CH391L/S12/TranslationRBSandCodons

From OpenWetWare
Revision as of 13:40, 22 February 2012 by Jeremy R. McLain (talk | contribs)
Jump to navigationJump to search


Translation

Translation is the third stage of protein synthesis and proceeds in four phases: activation, initiation, elongation and termination. Activation occurs when an amino acid is covalently bonded to a tRNA. Initiation follows when the ribosome binds to the 5' end of mRNA. This allows translation to build a particular protein. This process is halted once a stop codon (UAA, UAG, or UGA) is reached because no tRNA can bind to these codons. What does recognize this codon is a "release factor" protein that disassembles the ribosome/mRNA complex.
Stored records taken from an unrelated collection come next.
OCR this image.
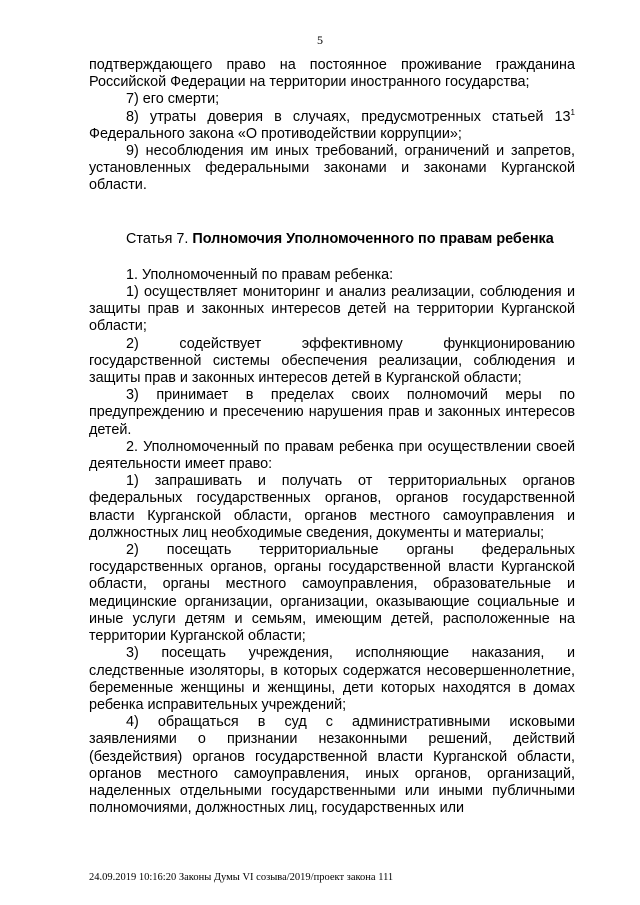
5

подтверждающего право на постоянное проживание гражданина Российской Федерации на территории иностранного государства;

7) его смерти;

8) утраты доверия в случаях, предусмотренных статьей $13^1$ Федерального закона «О противодействии коррупции»;

9) несоблюдения им иных требований, ограничений и запретов, установленных федеральными законами и законами Курганской области.

Статья 7. Полномочия Уполномоченного по правам ребенка

1. Уполномоченный по правам ребенка:

1) осуществляет мониторинг и анализ реализации, соблюдения и защиты прав и законных интересов детей на территории Курганской области;

2) содействует эффективному функционированию государственной системы обеспечения реализации, соблюдения и защиты прав и законных интересов детей в Курганской области;

3) принимает в пределах своих полномочий меры по предупреждению и пресечению нарушения прав и законных интересов детей.

2. Уполномоченный по правам ребенка при осуществлении своей деятельности имеет право:

1) запрашивать и получать от территориальных органов федеральных государственных органов, органов государственной власти Курганской области, органов местного самоуправления и должностных лиц необходимые сведения, документы и материалы;

2) посещать территориальные органы федеральных государственных органов, органы государственной власти Курганской области, органы местного самоуправления, образовательные и медицинские организации, организации, оказывающие социальные и иные услуги детям и семьям, имеющим детей, расположенные на территории Курганской области;

3) посещать учреждения, исполняющие наказания, и следственные изоляторы, в которых содержатся несовершеннолетние, беременные женщины и женщины, дети которых находятся в домах ребенка исправительных учреждений;

4) обращаться в суд с административными исковыми заявлениями о признании незаконными решений, действий (бездействия) органов государственной власти Курганской области, органов местного самоуправления, иных органов, организаций, наделенных отдельными государственными или иными публичными полномочиями, должностных лиц, государственных или

24.09.2019 10:16:20 Законы Думы VI созыва/2019/проект закона 111
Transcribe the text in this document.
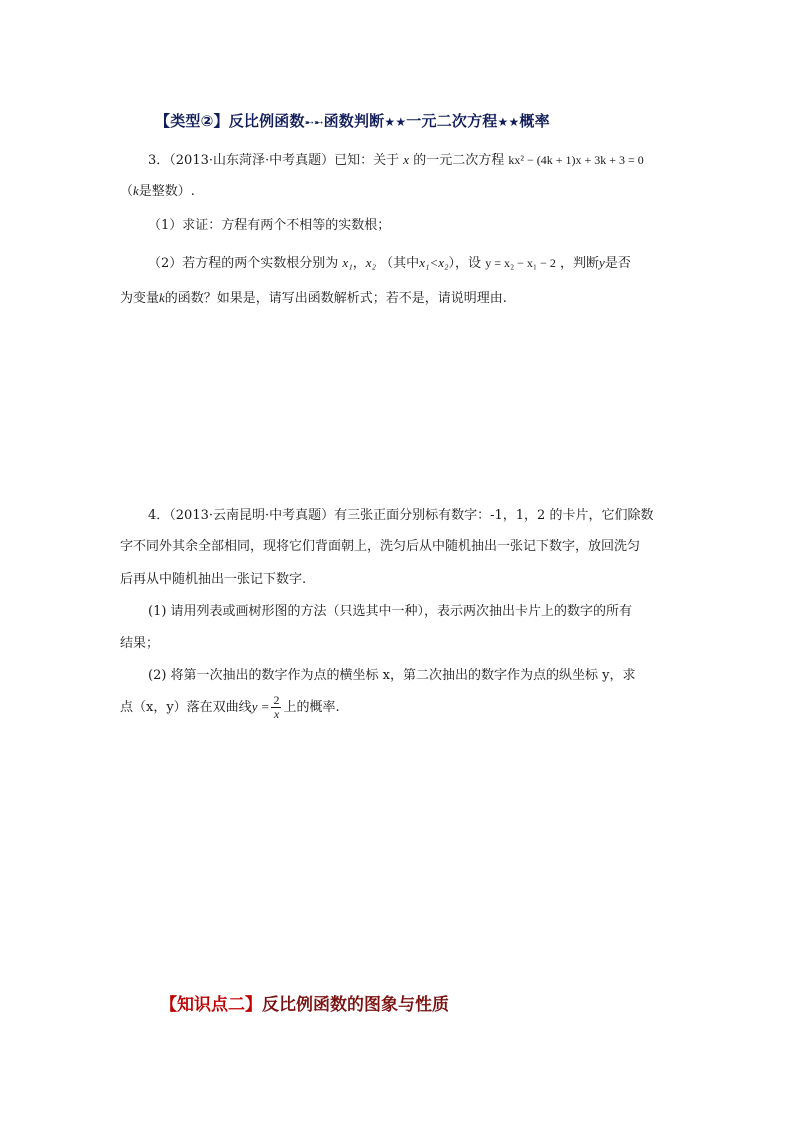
【类型②】反比例函数➸➸函数判断★★一元二次方程★★概率
3．（2013·山东菏泽·中考真题）已知：关于 x 的一元二次方程 kx² − (4k + 1)x + 3k + 3 = 0
（k是整数）.
（1）求证：方程有两个不相等的实数根；
（2）若方程的两个实数根分别为 x₁，x₂ （其中x₁<x₂），设 y = x₂ − x₁ − 2 ，判断y是否
为变量k的函数？如果是，请写出函数解析式；若不是，请说明理由.
4．（2013·云南昆明·中考真题）有三张正面分别标有数字：-1，1，2 的卡片，它们除数
字不同外其余全部相同，现将它们背面朝上，洗匀后从中随机抽出一张记下数字，放回洗匀
后再从中随机抽出一张记下数字.
(1) 请用列表或画树形图的方法（只选其中一种），表示两次抽出卡片上的数字的所有
结果；
(2) 将第一次抽出的数字作为点的横坐标 x，第二次抽出的数字作为点的纵坐标 y，求
点（x，y）落在双曲线$y = \frac{2}{x}$ 上的概率.
【知识点二】反比例函数的图象与性质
An illustration of this process is shown as follows:

File:Translation.gif

Shown above is a ribosome translating a protein that is secreted into the endoplasmic reticulum. tRNAs are colored dark blue.

Bacterial Ribosome Binding Sites

A ribosome binding site (RBS) is a region 6-7 nucleotides upstream of the start codon AUG in prokaryotes called the Shine-Dalgarno sequence (5′–GGAGGU–3′). The ribosome will base pair with this site through its own rRNA as well at the start codon using tRNA. What makes this an interesting topic of research is the fact that the Shine-Dalgarno sequence is not the "optimal" RBS for all expression processes.